Ted Leung on the air: Open Source, Java, Python, and ...
As Julie has already mentioned, tomorrow we'll be heading over to the Eastside blogger meetup. Perhaps Scoble and I can sit down and talk about Information Overload. I've been pondering this topic since he posted on his BloggerCon session of the same name. Philip Greenspun posted what is essentially the reverse opinion, that reading the news is of little benefit. It's an interesting question. I definitely tend towards keeping up and having lots of information pass through my brain. RSS Aggregators provide the machinery that allows lots of content to pass into my brain. Weblogs provide a source of good quality information. The combination is a treat for infovores.
There are many interesting discussions that one can have about using technology to increase the signal to noise ratio of one's personal RSS cloud. All of those conversations are predicated on the notion that higher quantities of higher quality information is good. But is that really true?
I've been watching the whole iPodder/podcasting thing with interest. On the one hand, the jump from text to rich media is obvious. On the other hand, the impact on information overload is tremendous. I can't watch a Channel9 video and be cutting through my RSS feeds at the same time. Even the audio turns out to be distracting for me, which means that podcasting isn't going to help much either. Audio and video take advantage of temporal relationships in the audio and video. You can only accelerate that a small amount before the communication is garbled. Try to compute the number of hours during a week that are potentially available for information grazing.

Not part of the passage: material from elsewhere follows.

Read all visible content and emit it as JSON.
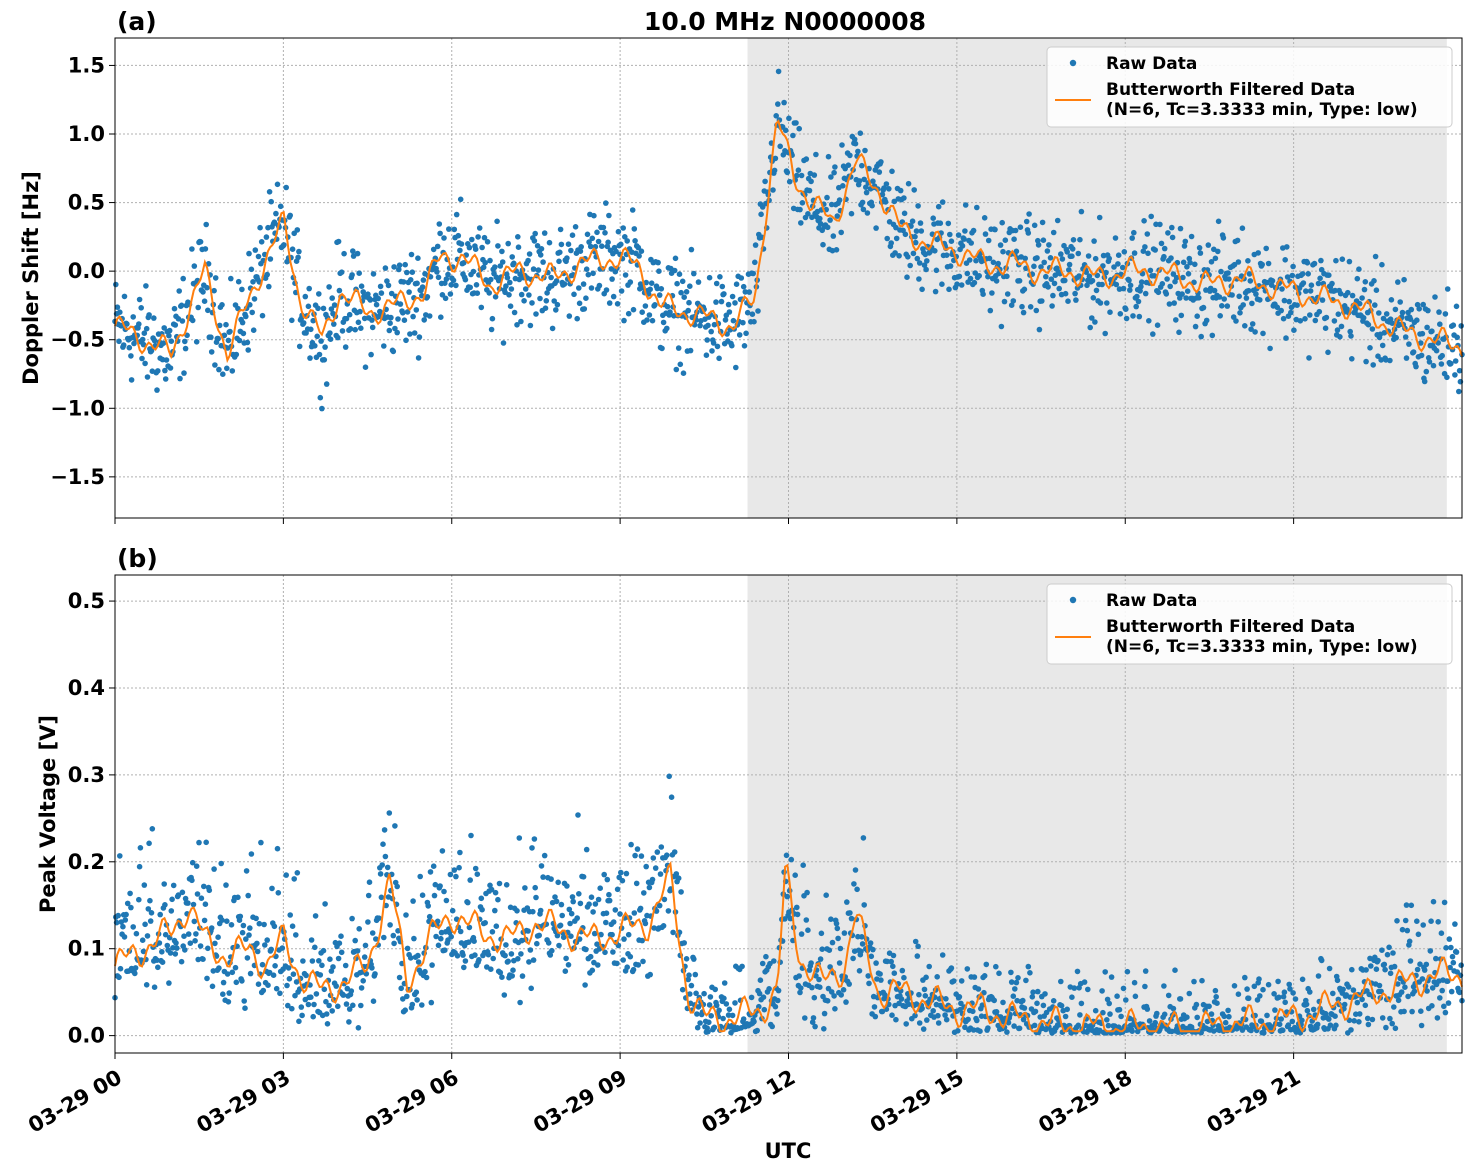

Then add up the number of audio/video posts that you might want to consume and face reality. Podcasting (and it's obvious and imminent followon, video podcasting) are a way of providing on demand delivery of audio/video (just not controlled by big media). In some ways that's going to turn out to be pretty powerful. (I can imagine my ice skating channel coming to life if venue attendees are allowed to do DV recording and rebroadcast of events)
Hmm, that personal RSS cloud just became a personal media cloud. But it still won't be as efficient as text. And there's still the question of whether this is a good thing.